De acordo com o processo, o consumidor se matriculou em um curso de Máquinas Pesadas e pagou R$ 750 à vista. O contrato previa aulas remotas às segundas e quartas-feiras, além de atividades práticas presenciais.
No entanto, o estudante afirmou que enfrentou dificuldades constantes para acessar a plataforma, não recebeu suporte adequado e teve acesso apenas a vídeos curtos retirados da internet, sem acompanhamento de professores ou metodologia de ensino compatível com o serviço contratado.
Ainda segundo os autos, o consumidor solicitou o cancelamento da matrícula, mas a empresa condicionou a rescisão ao pagamento de uma multa, oferecendo apenas as opções de trancamento ou transferência do curso.
A empresa não apresentou defesa no processo, o que levou à aplicação dos efeitos da revelia, com presunção de veracidade dos fatos apresentados pelo autor.
Ao analisar o caso, a magistrada reconheceu que houve falha na prestação do serviço e descumprimento da oferta.

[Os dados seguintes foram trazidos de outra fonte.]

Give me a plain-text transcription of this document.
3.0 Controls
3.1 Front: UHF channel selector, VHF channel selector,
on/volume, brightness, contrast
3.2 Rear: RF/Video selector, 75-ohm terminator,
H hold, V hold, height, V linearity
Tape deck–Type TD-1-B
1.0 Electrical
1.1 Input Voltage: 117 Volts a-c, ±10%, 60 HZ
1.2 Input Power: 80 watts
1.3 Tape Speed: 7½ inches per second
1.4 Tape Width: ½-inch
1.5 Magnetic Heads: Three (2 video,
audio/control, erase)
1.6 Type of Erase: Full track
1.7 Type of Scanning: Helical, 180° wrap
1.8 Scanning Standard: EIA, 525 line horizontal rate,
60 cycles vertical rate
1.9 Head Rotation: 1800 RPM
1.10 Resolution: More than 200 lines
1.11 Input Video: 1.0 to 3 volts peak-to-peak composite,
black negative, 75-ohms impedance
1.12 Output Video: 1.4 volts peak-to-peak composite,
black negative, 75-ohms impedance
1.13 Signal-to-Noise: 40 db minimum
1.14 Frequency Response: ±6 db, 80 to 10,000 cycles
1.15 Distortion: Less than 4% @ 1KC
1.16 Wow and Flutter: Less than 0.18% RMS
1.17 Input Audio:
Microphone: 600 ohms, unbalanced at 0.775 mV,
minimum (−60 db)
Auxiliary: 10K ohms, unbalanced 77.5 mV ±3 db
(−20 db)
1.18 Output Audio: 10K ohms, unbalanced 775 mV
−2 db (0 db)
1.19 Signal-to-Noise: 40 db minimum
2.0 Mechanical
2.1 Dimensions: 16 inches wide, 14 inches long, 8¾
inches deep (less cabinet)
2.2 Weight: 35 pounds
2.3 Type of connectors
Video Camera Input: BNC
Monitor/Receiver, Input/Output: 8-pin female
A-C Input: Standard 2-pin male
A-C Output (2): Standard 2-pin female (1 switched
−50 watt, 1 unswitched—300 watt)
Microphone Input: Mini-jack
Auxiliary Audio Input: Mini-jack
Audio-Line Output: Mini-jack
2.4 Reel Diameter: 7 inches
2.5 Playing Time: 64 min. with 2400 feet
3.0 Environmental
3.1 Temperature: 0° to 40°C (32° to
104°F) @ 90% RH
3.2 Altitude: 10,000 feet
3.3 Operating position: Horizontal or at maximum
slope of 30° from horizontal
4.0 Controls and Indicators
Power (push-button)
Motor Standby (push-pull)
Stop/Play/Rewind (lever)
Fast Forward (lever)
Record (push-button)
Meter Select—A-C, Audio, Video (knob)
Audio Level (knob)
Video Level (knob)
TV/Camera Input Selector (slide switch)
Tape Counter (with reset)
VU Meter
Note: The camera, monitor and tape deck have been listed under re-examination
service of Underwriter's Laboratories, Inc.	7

Para a juíza, a negativa de cancelamento do contrato e a cobrança de multa contrariaram os princípios da boa-fé e do equilíbrio nas relações de consumo.
Na sentença, também foi declarado que as cláusulas que previam taxa administrativa e multa por desistência são abusivas e, por isso, consideradas nulas.
Além da indenização por danos morais de R$ 2 mil, a Justiça determinou a rescisão do contrato e a restituição dos R$ 750 pagos pelo estudante, com correção monetária e juros de mora de 1% ao mês.